Fig. 1. Highly-filled composite material: The particle of silicon dioxide is coated with a covering 3 to 5 µm deep of two-component binder of novolac phenol-formaldehyde resin and polyisocyanate, cured with the tertiary amine.

As the linear elastic deformation model is characterized by the temperature dependence of changes in the modulus of plasticity, in order to define it experimentally, a cold hardening mixture core with diameter d = 5 mm, and depth h = 10 mm was used. Then the composite core was flash heated in a programmed muffle furnace produced by Nabertherm Gmbh, simulating its heating during the contact of melted metal with the mold box, and then destroyed in an INSTRON 5882 testing machine. The acceptable period of installation of the core heated in the furnace in the INSTRON equipment is defined on the diagrams as T* = f(t) (Fig. 2), where T* is the core arithmetic mean temperature at ten points of its axial section; and t is the duration of the core thermal effect The diagrams were plotted using the thermal problem data in ANSYS [17, 18]. A computer model included the areas of core heating in the furnace and in the melted metal. The temperature of the melted Hadfield steel was 1,450 0С, and the temperature in the furnace varied between 1,300, 1,350, 1,400, 1,450, and 1,500 0С. The calculations of the air-cooling of the core at room temperature were carried out individually.

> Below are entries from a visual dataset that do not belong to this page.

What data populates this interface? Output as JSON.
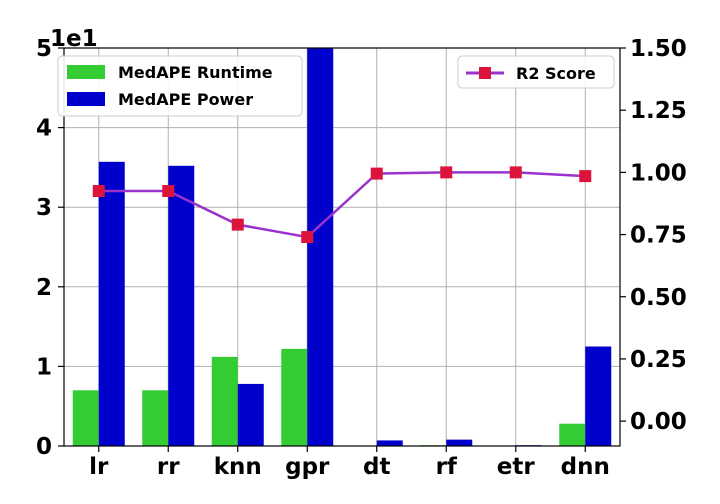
{
  "chart_data": {
    "type": "bar",
    "categories": [
      "lr",
      "rr",
      "knn",
      "gpr",
      "dt",
      "rf",
      "etr",
      "dnn"
    ],
    "series": [
      {
        "name": "MedAPE Runtime",
        "kind": "bar",
        "axis": "left",
        "color": "#33cc33",
        "values": [
          0.7,
          0.7,
          1.12,
          1.22,
          0.0,
          0.01,
          0.0,
          0.28
        ]
      },
      {
        "name": "MedAPE Power",
        "kind": "bar",
        "axis": "left",
        "color": "#0000cc",
        "values": [
          3.57,
          3.52,
          0.78,
          5.0,
          0.07,
          0.08,
          0.01,
          1.25
        ]
      },
      {
        "name": "R2 Score",
        "kind": "line",
        "axis": "right",
        "color": "#9933cc",
        "marker_color": "#dc143c",
        "values": [
          0.925,
          0.925,
          0.79,
          0.74,
          0.995,
          1.0,
          1.0,
          0.985
        ]
      }
    ],
    "y_left": {
      "ylim": [
        0,
        5
      ],
      "ticks": [
        "0",
        "1",
        "2",
        "3",
        "4",
        "5"
      ],
      "offset_text": "1e1"
    },
    "y_right": {
      "ylim": [
        -0.1,
        1.5
      ],
      "ticks": [
        "0.00",
        "0.25",
        "0.50",
        "0.75",
        "1.00",
        "1.25",
        "1.50"
      ],
      "tick_values": [
        0,
        0.25,
        0.5,
        0.75,
        1.0,
        1.25,
        1.5
      ]
    },
    "grid": true,
    "legend_left": "upper-left",
    "legend_right": "upper-right"
  }
}
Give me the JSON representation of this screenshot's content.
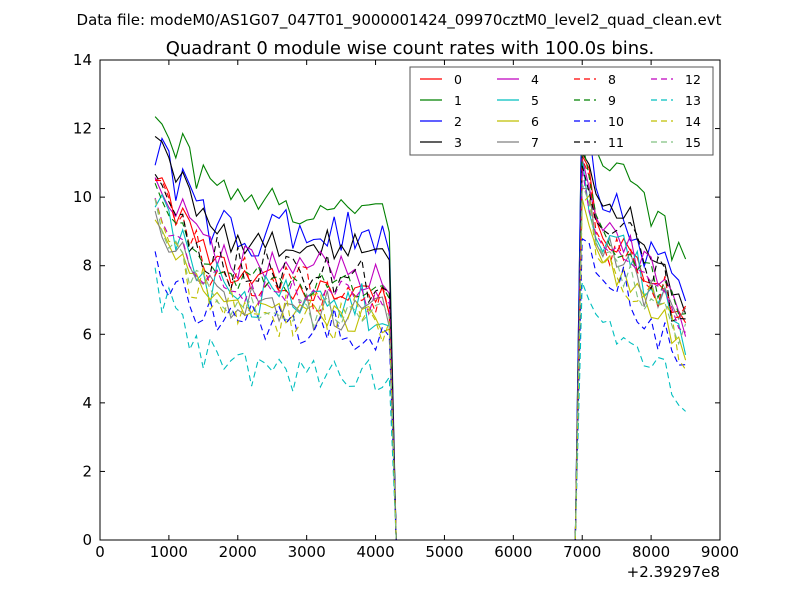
{
  "chart_data": {
    "type": "line",
    "suptitle": "Data file: modeM0/AS1G07_047T01_9000001424_09970cztM0_level2_quad_clean.evt",
    "title": "Quadrant 0 module wise count rates with 100.0s bins.",
    "xlabel": "",
    "ylabel": "",
    "x_offset_label": "+2.39297e8",
    "xlim": [
      0,
      9000
    ],
    "ylim": [
      0,
      14
    ],
    "x_ticks": [
      "0",
      "1000",
      "2000",
      "3000",
      "4000",
      "5000",
      "6000",
      "7000",
      "8000",
      "9000"
    ],
    "y_ticks": [
      "0",
      "2",
      "4",
      "6",
      "8",
      "10",
      "12",
      "14"
    ],
    "grid": false,
    "legend": {
      "position": "top-right",
      "columns": 4
    },
    "series": [
      {
        "name": "0",
        "color": "#ff0000",
        "dash": "solid",
        "bands": [
          [
            10.9,
            7.6,
            7.0
          ],
          [
            11.4,
            8.5,
            6.0
          ]
        ]
      },
      {
        "name": "1",
        "color": "#008000",
        "dash": "solid",
        "bands": [
          [
            12.8,
            9.8,
            9.5
          ],
          [
            13.4,
            10.8,
            7.9
          ]
        ]
      },
      {
        "name": "2",
        "color": "#0000ff",
        "dash": "solid",
        "bands": [
          [
            11.4,
            8.9,
            9.0
          ],
          [
            12.9,
            9.4,
            6.8
          ]
        ]
      },
      {
        "name": "3",
        "color": "#000000",
        "dash": "solid",
        "bands": [
          [
            12.0,
            8.7,
            8.5
          ],
          [
            11.6,
            9.6,
            6.6
          ]
        ]
      },
      {
        "name": "4",
        "color": "#bf00bf",
        "dash": "solid",
        "bands": [
          [
            10.8,
            8.1,
            7.6
          ],
          [
            11.2,
            8.9,
            6.1
          ]
        ]
      },
      {
        "name": "5",
        "color": "#00bfbf",
        "dash": "solid",
        "bands": [
          [
            9.9,
            7.0,
            6.7
          ],
          [
            10.8,
            8.3,
            5.8
          ]
        ]
      },
      {
        "name": "6",
        "color": "#bfbf00",
        "dash": "solid",
        "bands": [
          [
            9.4,
            6.6,
            6.4
          ],
          [
            10.4,
            7.7,
            5.6
          ]
        ]
      },
      {
        "name": "7",
        "color": "#808080",
        "dash": "solid",
        "bands": [
          [
            9.6,
            6.9,
            6.5
          ],
          [
            10.5,
            8.0,
            6.2
          ]
        ]
      },
      {
        "name": "8",
        "color": "#ff0000",
        "dash": "dashed",
        "bands": [
          [
            10.4,
            7.5,
            6.9
          ],
          [
            11.0,
            8.4,
            6.3
          ]
        ]
      },
      {
        "name": "9",
        "color": "#008000",
        "dash": "dashed",
        "bands": [
          [
            10.3,
            7.6,
            7.2
          ],
          [
            11.3,
            8.6,
            6.4
          ]
        ]
      },
      {
        "name": "10",
        "color": "#0000ff",
        "dash": "dashed",
        "bands": [
          [
            8.2,
            6.3,
            6.1
          ],
          [
            9.2,
            7.4,
            5.0
          ]
        ]
      },
      {
        "name": "11",
        "color": "#000000",
        "dash": "dashed",
        "bands": [
          [
            10.3,
            7.8,
            7.4
          ],
          [
            11.0,
            8.8,
            6.5
          ]
        ]
      },
      {
        "name": "12",
        "color": "#bf00bf",
        "dash": "dashed",
        "bands": [
          [
            9.7,
            7.3,
            7.0
          ],
          [
            10.6,
            8.1,
            6.2
          ]
        ]
      },
      {
        "name": "13",
        "color": "#00bfbf",
        "dash": "dashed",
        "bands": [
          [
            7.5,
            5.0,
            4.8
          ],
          [
            8.1,
            6.0,
            4.1
          ]
        ]
      },
      {
        "name": "14",
        "color": "#bfbf00",
        "dash": "dashed",
        "bands": [
          [
            9.3,
            6.7,
            6.4
          ],
          [
            10.1,
            7.6,
            5.6
          ]
        ]
      },
      {
        "name": "15",
        "color": "#80c080",
        "dash": "dashed",
        "bands": [
          [
            9.5,
            6.8,
            6.5
          ],
          [
            10.3,
            7.8,
            5.9
          ]
        ]
      }
    ],
    "segments": [
      [
        800,
        4200
      ],
      [
        7000,
        8500
      ]
    ],
    "gap": [
      4300,
      6900
    ]
  }
}
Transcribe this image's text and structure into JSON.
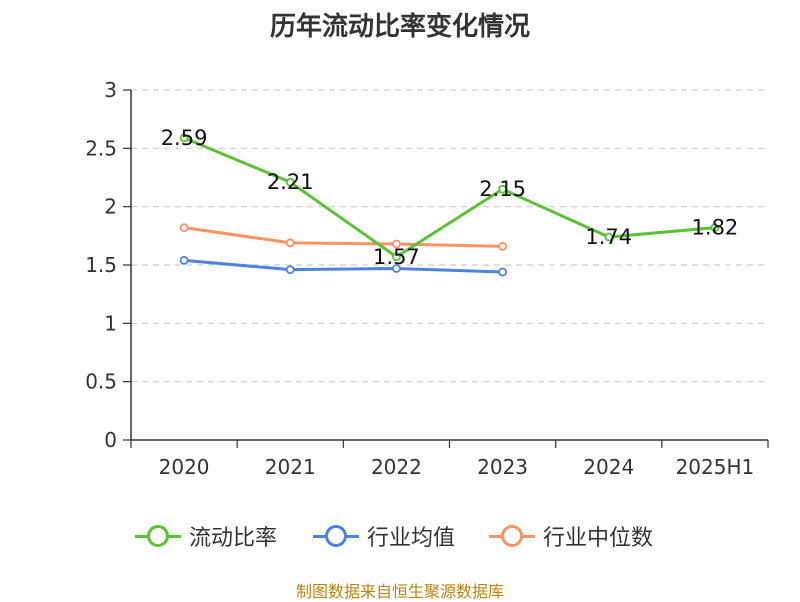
{
  "chart_data": {
    "type": "line",
    "title": "历年流动比率变化情况",
    "categories": [
      "2020",
      "2021",
      "2022",
      "2023",
      "2024",
      "2025H1"
    ],
    "ylim": [
      0,
      3
    ],
    "yticks": [
      "0",
      "0.5",
      "1",
      "1.5",
      "2",
      "2.5",
      "3"
    ],
    "grid": true,
    "legend_position": "bottom",
    "series": [
      {
        "name": "流动比率",
        "color": "#5bc236",
        "values": [
          2.59,
          2.21,
          1.57,
          2.15,
          1.74,
          1.82
        ],
        "labels": [
          "2.59",
          "2.21",
          "1.57",
          "2.15",
          "1.74",
          "1.82"
        ]
      },
      {
        "name": "行业均值",
        "color": "#4f81e0",
        "values": [
          1.54,
          1.46,
          1.47,
          1.44,
          null,
          null
        ]
      },
      {
        "name": "行业中位数",
        "color": "#f79462",
        "values": [
          1.82,
          1.69,
          1.68,
          1.66,
          null,
          null
        ]
      }
    ]
  },
  "footer": {
    "source": "制图数据来自恒生聚源数据库"
  }
}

Fig. 2. Characteristic curves of average temperature changes of highly-filled composite during flash heating: 1 – Furnace heating at 1,500 0С and air-cooling at 20 0С; 2 – furnace heating at 1,450 0С and air-cooling at 20 0С; 3 – furnace heating at 1,400 0С and air-cooling at 20 0С; 4 – furnace heating at 1,350 0С and air-cooling at 20 0С; 5 – furnace heating at 1,300 0С and air-cooling at 20 0С; 6 – Heating in Hadfield steel at 1,450 0С.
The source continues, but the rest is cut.